A door opens down the hall somewhere, and I nod toward my loft door. I unlock it and we move inside. I take off my jacket and go into the kitchen.

“Want something to drink?”

He stays where he is in front of the door and shakes his head, laughing.

“What?”

“Love what you’ve done with the place, brah.”

“You want to talk about my place when you just lost your job for shit I did?”

“Are you tense?” he asks, moving in behind me. “Just take three short sharp inhales, and then let it out slowly, just like Elsa—”

“Fuck off, man,” I hiss as I punch his shoulder.

He laughs, then nods when I raise a water glass. He crosses the expanse to the kitchen and leans against the concrete countertop as I pass him the filled water glass. He takes a long sip, his eyes roaming the large, lofted space.

“This looks the same as it did the last time I was here.”

“Yeah, so?” I ask, filling my own water glass. “You want to tell me what the hell you were thinking?”

“Did you get fired?”

“No.”

“Then what difference does it make?”

“You got fired for lying about whose phone you had.
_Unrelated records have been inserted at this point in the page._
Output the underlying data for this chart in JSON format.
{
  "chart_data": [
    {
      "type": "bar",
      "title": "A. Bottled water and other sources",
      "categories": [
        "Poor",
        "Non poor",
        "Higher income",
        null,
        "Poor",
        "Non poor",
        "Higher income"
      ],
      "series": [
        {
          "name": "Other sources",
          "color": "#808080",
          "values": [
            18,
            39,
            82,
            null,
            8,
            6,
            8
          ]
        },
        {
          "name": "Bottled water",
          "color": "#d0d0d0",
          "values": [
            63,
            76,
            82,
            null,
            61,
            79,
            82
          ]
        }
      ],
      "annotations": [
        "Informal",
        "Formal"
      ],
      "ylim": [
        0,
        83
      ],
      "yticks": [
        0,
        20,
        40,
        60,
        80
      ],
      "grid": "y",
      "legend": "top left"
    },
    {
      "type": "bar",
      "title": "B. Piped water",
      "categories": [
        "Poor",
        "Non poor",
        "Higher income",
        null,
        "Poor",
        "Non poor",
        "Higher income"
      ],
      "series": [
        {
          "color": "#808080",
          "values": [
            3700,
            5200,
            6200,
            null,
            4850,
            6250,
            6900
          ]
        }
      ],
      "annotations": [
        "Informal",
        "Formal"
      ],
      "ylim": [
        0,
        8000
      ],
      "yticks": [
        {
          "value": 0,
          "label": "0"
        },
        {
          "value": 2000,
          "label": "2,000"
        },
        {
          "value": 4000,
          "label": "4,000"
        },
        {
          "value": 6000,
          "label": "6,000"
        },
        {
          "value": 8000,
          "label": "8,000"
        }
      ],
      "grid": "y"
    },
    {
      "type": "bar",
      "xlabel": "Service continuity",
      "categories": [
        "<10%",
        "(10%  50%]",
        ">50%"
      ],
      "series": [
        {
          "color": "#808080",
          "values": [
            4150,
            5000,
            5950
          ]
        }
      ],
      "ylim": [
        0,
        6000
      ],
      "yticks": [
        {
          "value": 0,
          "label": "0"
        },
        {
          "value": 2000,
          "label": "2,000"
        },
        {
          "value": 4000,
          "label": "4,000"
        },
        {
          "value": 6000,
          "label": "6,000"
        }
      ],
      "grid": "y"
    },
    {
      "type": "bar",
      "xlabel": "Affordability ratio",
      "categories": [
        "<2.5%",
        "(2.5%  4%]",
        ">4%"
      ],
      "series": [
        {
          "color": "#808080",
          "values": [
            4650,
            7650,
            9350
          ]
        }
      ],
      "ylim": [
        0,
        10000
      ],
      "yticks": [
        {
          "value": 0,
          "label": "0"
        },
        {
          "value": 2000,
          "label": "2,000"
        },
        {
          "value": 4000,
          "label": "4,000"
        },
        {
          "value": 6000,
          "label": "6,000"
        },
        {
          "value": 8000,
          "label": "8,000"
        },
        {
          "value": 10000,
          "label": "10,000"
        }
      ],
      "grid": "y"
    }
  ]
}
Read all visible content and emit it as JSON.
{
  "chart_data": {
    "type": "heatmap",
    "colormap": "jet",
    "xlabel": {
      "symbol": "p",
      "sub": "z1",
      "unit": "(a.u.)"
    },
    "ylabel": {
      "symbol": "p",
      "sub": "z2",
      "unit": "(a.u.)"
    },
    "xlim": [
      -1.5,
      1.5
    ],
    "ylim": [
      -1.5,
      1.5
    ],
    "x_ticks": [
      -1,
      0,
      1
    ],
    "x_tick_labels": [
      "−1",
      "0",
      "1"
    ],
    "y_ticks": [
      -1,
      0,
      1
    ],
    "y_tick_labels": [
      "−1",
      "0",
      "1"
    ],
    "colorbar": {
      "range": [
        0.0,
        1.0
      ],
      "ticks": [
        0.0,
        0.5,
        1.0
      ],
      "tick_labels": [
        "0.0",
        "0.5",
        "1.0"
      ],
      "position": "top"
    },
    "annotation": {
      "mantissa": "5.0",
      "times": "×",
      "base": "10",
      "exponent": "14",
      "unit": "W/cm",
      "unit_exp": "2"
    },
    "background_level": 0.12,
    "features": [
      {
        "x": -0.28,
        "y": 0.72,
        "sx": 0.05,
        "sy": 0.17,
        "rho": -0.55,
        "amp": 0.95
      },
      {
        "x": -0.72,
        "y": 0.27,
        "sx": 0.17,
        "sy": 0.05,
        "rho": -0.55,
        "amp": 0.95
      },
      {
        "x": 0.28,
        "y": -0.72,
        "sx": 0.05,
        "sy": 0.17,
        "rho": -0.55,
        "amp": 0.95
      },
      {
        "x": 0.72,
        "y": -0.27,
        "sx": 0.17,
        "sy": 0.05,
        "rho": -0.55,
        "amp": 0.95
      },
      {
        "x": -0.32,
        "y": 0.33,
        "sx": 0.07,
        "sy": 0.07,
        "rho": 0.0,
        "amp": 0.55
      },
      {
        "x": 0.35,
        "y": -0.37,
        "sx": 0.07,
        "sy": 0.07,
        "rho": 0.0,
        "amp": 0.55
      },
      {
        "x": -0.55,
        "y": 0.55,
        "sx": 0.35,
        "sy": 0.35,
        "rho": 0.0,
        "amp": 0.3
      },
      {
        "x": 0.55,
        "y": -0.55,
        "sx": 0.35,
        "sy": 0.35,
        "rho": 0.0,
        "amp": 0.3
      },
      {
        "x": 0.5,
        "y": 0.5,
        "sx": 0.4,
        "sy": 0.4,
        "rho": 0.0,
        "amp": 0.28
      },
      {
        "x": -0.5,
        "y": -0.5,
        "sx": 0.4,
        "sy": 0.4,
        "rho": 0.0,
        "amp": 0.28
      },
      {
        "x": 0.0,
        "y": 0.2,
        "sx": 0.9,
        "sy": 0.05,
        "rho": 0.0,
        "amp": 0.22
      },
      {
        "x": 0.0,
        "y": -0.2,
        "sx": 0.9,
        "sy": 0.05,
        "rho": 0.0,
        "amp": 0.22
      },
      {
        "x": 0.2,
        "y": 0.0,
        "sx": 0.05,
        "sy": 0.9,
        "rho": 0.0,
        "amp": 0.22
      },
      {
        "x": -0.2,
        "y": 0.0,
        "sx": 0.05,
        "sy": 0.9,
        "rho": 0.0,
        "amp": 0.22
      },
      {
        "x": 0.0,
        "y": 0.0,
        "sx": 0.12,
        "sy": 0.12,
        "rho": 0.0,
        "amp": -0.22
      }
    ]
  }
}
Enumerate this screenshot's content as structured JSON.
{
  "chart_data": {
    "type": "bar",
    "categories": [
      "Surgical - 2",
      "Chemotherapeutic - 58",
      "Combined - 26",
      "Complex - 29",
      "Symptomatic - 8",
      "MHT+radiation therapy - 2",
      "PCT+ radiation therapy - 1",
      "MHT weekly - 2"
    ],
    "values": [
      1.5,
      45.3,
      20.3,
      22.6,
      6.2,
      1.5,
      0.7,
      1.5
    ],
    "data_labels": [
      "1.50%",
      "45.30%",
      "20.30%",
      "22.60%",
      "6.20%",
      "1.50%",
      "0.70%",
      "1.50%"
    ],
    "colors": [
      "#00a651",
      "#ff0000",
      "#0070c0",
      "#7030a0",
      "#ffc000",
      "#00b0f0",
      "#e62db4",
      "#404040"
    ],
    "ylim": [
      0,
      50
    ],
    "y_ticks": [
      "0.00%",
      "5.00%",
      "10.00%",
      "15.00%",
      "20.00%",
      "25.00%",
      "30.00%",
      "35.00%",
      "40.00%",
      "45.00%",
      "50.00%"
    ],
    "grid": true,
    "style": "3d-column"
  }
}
Unless it was a mistake?”

“No mistake,” he says, pulling out a leather barstool and sitting. He leans over his elbows onto the counter.

Freddy’s phone had been flagged in a sweep of our department’s technology. It had received a handful of phone calls and texts from Hirschfeld, as well as containing contact information for an escort service in town and one in Las Vegas. When they said they’d found the source of some lewd images on his phone—images that had somehow been uploaded to the university cloud—I understood. I don’t know when it happened or how, but they mixed up our phones. Except an investigation like this one? There was no mix-up.

“Fuck, man. What am I supposed to do here? I can’t hire you back.”

“Derek, calm down. I’m fine. I will find another job. I’ve already had a couple of interesting offers.”

“What kind of offers?”

His mouth curls into a puckish smirk and he shrugs a shoulder.

“If they pan out, you’ll be the first to know.”

I scrub my hand over my mouth and shake my head, leaning back against the counter opposite the island where he’s sitting.

“You swapped our phones?” I ask.

He nods.

“When?”

“At The Space Room bar. You were shit-faced. Our phones look the same. Didn’t think they’d pay attention and think our phone numbers being switched was a bookkeeping error.”

“That was a risky gamble.”

“What you were doing was a risky gamble. And you were gambling with more than just your future.”